Another key insight was that more global complex patterns across an entire fitness landscape can be approximated by local predictions made by a language model. The language models can be scaled up so that they learn generic patterns in protein evolution across all known. Looking forward, the model was trained on the original CSCS model to predict viral escape, but the approach can also be used to also predict mutations to drug resistance, especially if those mutations are common in a population.
“Now that we have some additional ability to predict evolution and harness the power of evolution ourselves, we can do laboratory directed evolution, but guided by these large-scale language models, with an unprecedented knowledge of evolutionary biology.”
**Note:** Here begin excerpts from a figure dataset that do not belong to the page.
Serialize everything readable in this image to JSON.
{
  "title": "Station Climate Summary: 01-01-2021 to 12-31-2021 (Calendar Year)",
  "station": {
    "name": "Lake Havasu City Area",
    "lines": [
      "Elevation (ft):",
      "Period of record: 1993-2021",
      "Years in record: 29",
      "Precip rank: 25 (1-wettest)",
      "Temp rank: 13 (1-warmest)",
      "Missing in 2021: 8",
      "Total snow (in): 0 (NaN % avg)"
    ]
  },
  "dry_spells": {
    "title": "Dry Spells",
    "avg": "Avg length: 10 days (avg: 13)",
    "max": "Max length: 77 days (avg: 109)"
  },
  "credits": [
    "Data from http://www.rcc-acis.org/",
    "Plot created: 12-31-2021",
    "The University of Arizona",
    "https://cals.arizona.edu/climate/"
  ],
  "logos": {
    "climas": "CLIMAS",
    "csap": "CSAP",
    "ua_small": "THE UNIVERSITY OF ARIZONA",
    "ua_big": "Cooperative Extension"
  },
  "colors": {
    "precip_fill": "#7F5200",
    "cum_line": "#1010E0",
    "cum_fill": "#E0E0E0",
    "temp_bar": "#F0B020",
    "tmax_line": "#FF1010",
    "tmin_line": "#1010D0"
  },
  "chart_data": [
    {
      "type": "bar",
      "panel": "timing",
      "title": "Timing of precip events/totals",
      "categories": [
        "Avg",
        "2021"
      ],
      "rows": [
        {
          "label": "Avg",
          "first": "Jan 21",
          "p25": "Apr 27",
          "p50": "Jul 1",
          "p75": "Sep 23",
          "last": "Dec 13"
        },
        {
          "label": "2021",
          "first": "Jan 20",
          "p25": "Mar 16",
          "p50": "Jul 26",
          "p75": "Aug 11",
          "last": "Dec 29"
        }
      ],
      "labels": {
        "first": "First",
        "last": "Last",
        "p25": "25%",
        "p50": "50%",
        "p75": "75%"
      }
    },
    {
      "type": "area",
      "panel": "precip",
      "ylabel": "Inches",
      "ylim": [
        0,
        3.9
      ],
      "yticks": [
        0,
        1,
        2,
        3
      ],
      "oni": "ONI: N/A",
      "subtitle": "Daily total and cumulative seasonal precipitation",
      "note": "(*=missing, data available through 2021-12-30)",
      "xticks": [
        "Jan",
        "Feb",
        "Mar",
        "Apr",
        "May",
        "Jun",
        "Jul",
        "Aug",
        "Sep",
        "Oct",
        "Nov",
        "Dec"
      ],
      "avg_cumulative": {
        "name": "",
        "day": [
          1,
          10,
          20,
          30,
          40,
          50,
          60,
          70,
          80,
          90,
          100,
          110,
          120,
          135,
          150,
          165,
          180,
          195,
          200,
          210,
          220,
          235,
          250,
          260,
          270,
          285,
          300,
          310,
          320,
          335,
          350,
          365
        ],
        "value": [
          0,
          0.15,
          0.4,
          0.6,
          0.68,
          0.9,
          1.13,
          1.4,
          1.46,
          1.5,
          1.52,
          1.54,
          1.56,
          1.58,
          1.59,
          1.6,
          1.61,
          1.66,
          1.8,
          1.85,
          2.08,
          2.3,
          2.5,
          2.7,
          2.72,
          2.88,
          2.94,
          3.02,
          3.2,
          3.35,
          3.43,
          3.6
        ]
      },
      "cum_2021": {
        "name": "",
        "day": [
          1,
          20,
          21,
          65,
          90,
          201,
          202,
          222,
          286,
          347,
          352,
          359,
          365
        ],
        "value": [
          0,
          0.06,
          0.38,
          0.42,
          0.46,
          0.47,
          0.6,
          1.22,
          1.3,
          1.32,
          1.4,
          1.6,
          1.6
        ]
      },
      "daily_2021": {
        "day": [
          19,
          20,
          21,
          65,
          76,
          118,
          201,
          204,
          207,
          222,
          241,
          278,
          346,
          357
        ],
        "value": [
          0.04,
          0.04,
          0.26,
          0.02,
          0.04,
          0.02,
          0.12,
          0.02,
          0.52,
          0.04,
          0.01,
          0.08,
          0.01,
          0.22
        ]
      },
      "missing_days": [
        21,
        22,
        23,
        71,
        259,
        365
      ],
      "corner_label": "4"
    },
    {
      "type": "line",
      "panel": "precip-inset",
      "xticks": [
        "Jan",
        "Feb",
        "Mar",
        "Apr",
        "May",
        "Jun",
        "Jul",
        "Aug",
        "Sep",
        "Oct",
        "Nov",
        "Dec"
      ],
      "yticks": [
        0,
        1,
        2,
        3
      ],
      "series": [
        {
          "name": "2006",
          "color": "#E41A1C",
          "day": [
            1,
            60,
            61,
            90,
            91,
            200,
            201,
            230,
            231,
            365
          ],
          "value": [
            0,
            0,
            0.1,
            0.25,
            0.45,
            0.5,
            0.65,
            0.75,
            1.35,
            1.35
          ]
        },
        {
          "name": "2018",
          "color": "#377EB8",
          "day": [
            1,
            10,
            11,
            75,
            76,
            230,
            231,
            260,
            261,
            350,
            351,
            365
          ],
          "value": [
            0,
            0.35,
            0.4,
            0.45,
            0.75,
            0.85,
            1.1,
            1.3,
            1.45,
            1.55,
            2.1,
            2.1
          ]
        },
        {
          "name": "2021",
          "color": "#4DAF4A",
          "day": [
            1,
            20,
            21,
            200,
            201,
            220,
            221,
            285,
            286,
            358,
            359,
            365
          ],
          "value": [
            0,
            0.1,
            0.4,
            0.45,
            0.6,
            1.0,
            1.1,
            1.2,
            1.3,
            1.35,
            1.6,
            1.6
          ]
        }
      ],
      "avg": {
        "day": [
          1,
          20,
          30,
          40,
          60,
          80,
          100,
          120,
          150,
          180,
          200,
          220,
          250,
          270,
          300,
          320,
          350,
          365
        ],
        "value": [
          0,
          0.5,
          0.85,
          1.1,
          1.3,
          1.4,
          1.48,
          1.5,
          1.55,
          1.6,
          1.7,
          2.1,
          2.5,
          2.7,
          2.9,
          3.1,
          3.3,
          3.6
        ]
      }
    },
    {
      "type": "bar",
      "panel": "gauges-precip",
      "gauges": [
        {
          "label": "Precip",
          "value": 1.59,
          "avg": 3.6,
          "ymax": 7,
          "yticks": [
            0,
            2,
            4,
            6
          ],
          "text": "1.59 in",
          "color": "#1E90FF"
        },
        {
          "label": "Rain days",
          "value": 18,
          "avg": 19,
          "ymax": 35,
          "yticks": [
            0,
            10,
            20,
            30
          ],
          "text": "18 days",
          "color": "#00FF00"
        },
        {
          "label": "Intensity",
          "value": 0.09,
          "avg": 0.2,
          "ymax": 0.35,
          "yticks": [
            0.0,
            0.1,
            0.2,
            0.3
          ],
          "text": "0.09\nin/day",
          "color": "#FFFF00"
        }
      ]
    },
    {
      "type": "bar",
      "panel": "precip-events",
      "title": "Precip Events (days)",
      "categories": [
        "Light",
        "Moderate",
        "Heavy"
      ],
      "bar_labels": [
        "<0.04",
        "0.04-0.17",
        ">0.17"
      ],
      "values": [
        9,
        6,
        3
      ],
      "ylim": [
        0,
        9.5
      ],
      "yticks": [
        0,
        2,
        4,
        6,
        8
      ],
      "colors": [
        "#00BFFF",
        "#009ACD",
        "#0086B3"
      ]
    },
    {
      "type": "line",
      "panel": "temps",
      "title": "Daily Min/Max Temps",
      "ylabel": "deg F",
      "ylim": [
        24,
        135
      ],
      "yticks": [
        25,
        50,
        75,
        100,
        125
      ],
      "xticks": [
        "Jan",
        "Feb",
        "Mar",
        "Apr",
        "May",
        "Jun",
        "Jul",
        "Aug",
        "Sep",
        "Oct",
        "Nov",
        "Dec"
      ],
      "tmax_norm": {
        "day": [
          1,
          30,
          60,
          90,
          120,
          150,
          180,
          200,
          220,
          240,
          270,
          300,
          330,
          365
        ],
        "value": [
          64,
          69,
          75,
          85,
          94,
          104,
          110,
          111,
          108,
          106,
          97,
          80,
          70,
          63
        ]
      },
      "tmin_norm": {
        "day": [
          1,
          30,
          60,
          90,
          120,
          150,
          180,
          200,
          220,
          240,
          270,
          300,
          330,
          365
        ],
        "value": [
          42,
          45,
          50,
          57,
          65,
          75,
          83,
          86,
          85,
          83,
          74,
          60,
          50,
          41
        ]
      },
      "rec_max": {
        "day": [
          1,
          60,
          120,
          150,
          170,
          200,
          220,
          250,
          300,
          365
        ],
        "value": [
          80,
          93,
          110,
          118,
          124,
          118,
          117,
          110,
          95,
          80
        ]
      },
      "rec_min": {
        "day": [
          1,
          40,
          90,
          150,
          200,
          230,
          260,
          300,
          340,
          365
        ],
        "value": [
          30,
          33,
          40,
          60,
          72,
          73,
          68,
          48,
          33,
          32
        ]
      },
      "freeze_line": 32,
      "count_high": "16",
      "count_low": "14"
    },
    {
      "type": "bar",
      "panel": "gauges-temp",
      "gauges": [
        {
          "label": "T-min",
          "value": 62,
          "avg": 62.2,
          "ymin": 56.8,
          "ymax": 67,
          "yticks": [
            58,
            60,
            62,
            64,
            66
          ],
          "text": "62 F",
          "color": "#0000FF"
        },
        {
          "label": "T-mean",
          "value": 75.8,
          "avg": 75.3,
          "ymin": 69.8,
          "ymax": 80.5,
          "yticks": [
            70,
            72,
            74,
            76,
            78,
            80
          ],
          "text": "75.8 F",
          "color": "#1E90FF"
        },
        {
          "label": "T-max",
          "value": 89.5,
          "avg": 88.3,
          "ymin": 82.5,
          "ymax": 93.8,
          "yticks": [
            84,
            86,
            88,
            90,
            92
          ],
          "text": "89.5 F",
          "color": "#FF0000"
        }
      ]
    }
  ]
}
Key takeaways are that language models have the potential to improve our ability to model evolution and predict evolution; sufficient training data is important; and successful implementation of these models requires not only interdisciplinary collaboration within academia from natural language, computer science, and biologists, but also policy-makers as well.
During the Q and A session, Dr Stokes and Dr Hie highlighted the lack of training data: with viruses there’s a lot of surveillance data available with which to train the models, but this is less common for antibiotic resistance. They both further emphasized that machine learning and artificial intelligence can be accessible to anyone, including low- and middle-income countries, however, data sets must be available for training the models.